- Some drone sightings during the closure of Gatwick Airport before Christmas may have been of police drones, senior police officer says.
- Speaking on Saturday, Giles York, the Chief Constable of Sussex Police said that he could not rule out the possibility that some sightings of drones reported during the incident were of drones that police had flown over the airport for surveillance purposes.
- York said that there had been 115 reports of drone sightings during the incident, of which 92 had been confirmed as legitimate.
It is possible that some of the drone sightings that forced Gatwick Airport to close for nearly two days in the week before Christmas were of police drones which were themselves hunting the malicious drones which shut the airport, a senior police officer has said.
Speaking on BBC Radio 4’s Today programme on Saturday, Giles York, the Chief Constable of Sussex Police said that he could not rule out the possibility that some sightings of drones reported during the incident were of drones that Sussex Police had flown over the airport for surveillance purposes.
“We will have launched our own Sussex police drones at the time, with a view to investigate, engage and survey the area. So there could be some level of confusion there as well,” York said after being questioned about a previous report that there may have been no drone at all.
Last week Detective Chief Superintendent Jason Tingley said there was “always a possibility that there may not have been any genuine drone activity in the first place,” because police relied on human witnesses to the sighting.
That statement has now been dismissed by both the government and Sussex Police.
York said that there had been 115 reports of drone sightings during the incident, of which 92 had been confirmed as legitimate.

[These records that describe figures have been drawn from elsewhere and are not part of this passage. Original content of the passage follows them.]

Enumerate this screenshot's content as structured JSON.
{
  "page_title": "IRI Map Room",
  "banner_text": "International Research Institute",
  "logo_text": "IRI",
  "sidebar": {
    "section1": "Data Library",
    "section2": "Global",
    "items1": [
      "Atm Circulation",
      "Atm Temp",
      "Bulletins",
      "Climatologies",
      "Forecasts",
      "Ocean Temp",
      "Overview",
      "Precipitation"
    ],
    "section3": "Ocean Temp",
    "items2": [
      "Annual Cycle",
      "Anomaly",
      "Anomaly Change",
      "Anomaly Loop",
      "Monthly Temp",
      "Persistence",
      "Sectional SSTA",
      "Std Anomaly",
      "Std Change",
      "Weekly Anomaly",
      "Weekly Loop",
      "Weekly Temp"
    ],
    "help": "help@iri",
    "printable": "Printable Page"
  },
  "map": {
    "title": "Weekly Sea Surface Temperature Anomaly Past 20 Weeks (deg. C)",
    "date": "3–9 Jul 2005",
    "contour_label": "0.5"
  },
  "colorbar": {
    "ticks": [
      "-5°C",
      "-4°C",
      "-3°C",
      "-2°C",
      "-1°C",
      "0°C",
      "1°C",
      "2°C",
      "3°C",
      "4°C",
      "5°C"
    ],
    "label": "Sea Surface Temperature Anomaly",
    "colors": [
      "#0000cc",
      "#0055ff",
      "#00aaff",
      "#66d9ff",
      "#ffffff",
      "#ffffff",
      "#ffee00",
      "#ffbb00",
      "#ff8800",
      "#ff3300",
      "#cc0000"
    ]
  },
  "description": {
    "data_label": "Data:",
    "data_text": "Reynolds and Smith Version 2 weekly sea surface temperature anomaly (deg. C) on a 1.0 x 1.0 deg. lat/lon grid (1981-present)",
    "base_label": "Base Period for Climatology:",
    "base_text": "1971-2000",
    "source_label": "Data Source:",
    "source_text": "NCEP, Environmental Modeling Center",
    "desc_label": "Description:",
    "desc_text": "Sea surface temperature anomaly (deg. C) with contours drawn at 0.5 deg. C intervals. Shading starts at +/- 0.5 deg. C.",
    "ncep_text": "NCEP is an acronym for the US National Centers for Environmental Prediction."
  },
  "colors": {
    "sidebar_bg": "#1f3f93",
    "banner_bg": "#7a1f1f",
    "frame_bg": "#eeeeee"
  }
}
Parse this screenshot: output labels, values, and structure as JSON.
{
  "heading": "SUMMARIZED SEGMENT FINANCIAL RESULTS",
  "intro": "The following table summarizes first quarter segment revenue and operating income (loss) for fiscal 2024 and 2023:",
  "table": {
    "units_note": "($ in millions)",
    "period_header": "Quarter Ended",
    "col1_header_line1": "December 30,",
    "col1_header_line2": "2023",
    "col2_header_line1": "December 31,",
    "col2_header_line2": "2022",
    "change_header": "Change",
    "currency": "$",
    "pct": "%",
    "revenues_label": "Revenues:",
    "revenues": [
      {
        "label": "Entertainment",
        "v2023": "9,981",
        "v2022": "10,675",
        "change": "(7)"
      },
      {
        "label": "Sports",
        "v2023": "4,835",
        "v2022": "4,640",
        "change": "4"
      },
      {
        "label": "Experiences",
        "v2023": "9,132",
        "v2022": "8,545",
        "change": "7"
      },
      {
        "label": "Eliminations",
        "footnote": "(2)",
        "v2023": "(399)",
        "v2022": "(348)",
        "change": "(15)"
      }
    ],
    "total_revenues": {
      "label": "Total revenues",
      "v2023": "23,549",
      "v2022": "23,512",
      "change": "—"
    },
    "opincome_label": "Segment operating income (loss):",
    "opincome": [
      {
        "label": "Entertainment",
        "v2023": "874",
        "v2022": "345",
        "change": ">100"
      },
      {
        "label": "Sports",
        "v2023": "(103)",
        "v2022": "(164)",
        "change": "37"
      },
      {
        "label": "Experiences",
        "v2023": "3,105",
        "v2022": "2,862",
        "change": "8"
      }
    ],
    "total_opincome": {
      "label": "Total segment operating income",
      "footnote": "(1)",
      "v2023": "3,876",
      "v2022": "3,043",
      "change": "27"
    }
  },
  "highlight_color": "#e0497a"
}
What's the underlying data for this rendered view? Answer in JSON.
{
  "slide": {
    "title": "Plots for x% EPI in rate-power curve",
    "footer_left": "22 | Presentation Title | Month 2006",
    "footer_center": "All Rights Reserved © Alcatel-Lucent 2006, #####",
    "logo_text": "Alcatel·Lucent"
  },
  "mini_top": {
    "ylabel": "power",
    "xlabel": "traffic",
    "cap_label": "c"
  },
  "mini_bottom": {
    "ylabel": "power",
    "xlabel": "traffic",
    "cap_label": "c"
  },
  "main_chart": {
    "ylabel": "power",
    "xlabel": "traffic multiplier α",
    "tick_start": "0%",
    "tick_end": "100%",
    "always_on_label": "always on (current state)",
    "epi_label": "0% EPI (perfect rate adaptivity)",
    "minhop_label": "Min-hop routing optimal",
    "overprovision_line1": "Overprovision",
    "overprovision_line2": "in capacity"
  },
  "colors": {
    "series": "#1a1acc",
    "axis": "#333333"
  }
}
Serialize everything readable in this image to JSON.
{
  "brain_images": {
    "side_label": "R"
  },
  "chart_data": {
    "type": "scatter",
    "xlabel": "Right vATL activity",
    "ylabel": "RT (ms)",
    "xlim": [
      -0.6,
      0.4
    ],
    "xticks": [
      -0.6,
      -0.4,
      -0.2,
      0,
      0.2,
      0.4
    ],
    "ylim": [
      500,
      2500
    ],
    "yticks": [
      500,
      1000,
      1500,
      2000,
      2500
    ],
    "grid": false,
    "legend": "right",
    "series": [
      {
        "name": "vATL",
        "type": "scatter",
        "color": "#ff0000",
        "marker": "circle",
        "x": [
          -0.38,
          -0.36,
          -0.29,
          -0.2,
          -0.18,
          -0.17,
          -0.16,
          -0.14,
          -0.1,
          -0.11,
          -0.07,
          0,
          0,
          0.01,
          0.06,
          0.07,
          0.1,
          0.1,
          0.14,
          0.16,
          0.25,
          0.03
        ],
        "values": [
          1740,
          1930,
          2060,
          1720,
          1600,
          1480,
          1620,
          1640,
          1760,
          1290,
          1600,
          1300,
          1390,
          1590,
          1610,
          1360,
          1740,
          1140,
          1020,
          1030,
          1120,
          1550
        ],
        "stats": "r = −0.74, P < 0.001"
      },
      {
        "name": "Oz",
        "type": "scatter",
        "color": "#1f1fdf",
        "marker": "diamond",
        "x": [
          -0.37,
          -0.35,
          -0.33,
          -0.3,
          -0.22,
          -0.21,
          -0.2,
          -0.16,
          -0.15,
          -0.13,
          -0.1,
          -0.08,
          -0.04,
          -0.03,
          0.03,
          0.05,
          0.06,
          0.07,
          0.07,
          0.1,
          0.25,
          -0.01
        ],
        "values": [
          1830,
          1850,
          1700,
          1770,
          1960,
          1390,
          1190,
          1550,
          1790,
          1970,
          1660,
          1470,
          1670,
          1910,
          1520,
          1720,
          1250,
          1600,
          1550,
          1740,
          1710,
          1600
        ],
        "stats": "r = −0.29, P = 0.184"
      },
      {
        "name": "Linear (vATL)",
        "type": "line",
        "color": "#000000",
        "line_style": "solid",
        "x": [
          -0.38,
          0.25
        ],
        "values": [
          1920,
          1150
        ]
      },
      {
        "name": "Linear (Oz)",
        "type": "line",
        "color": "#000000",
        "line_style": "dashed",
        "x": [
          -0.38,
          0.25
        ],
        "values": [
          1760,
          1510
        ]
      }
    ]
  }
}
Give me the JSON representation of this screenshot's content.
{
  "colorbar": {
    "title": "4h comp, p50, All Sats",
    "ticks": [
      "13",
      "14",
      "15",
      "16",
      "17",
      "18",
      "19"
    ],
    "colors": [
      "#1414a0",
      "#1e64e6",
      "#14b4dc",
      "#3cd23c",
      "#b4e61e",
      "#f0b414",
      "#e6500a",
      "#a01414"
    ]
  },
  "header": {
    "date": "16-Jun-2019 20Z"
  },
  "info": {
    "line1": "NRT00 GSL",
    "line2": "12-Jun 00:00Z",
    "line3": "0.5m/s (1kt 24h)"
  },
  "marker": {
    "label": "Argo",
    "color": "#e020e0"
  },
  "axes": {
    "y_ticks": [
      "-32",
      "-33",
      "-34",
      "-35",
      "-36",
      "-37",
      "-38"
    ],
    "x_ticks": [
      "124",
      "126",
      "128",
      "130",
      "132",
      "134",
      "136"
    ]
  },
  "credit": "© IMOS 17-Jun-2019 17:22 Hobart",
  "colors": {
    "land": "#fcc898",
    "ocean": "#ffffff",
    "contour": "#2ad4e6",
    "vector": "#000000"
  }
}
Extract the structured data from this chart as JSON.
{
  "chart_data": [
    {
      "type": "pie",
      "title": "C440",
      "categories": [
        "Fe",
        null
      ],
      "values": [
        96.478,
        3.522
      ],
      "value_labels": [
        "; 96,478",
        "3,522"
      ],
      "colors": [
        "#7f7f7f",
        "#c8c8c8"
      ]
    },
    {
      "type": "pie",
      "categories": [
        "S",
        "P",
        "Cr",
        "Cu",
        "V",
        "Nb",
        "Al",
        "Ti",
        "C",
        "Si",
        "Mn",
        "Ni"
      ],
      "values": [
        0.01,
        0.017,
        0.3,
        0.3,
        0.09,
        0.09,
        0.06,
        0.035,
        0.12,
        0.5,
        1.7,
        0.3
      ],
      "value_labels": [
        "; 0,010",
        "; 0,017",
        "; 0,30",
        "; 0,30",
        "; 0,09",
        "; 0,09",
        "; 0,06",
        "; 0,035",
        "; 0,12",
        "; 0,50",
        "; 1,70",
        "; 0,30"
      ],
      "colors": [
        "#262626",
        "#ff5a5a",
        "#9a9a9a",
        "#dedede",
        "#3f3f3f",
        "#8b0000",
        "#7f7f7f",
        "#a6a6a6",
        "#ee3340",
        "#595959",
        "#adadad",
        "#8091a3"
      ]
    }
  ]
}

“I’m absolutely certain that there was a drone flying throughout the period that the airport was closed,” he said.
“I myself spoke to an eyewitness yesterday who was on the roof of the airport with four other people seeing it. What they saw was corroborated by two police officers near the runway. They saw the same thing, doing the same description at the same time.”
York added that two drones found near the airport in recent days have now been ruled out of the investigation.
More than 120,000 passengers had their flights disrupted in some way when the airport closed down last week. About 1,000 aircraft were either canceled or diverted, according to the BBC.
The British army, who was deployed to Gatwick to respond to the drone reports last week, used unidentified military technology to help airport authorities with the situation, the BBC said.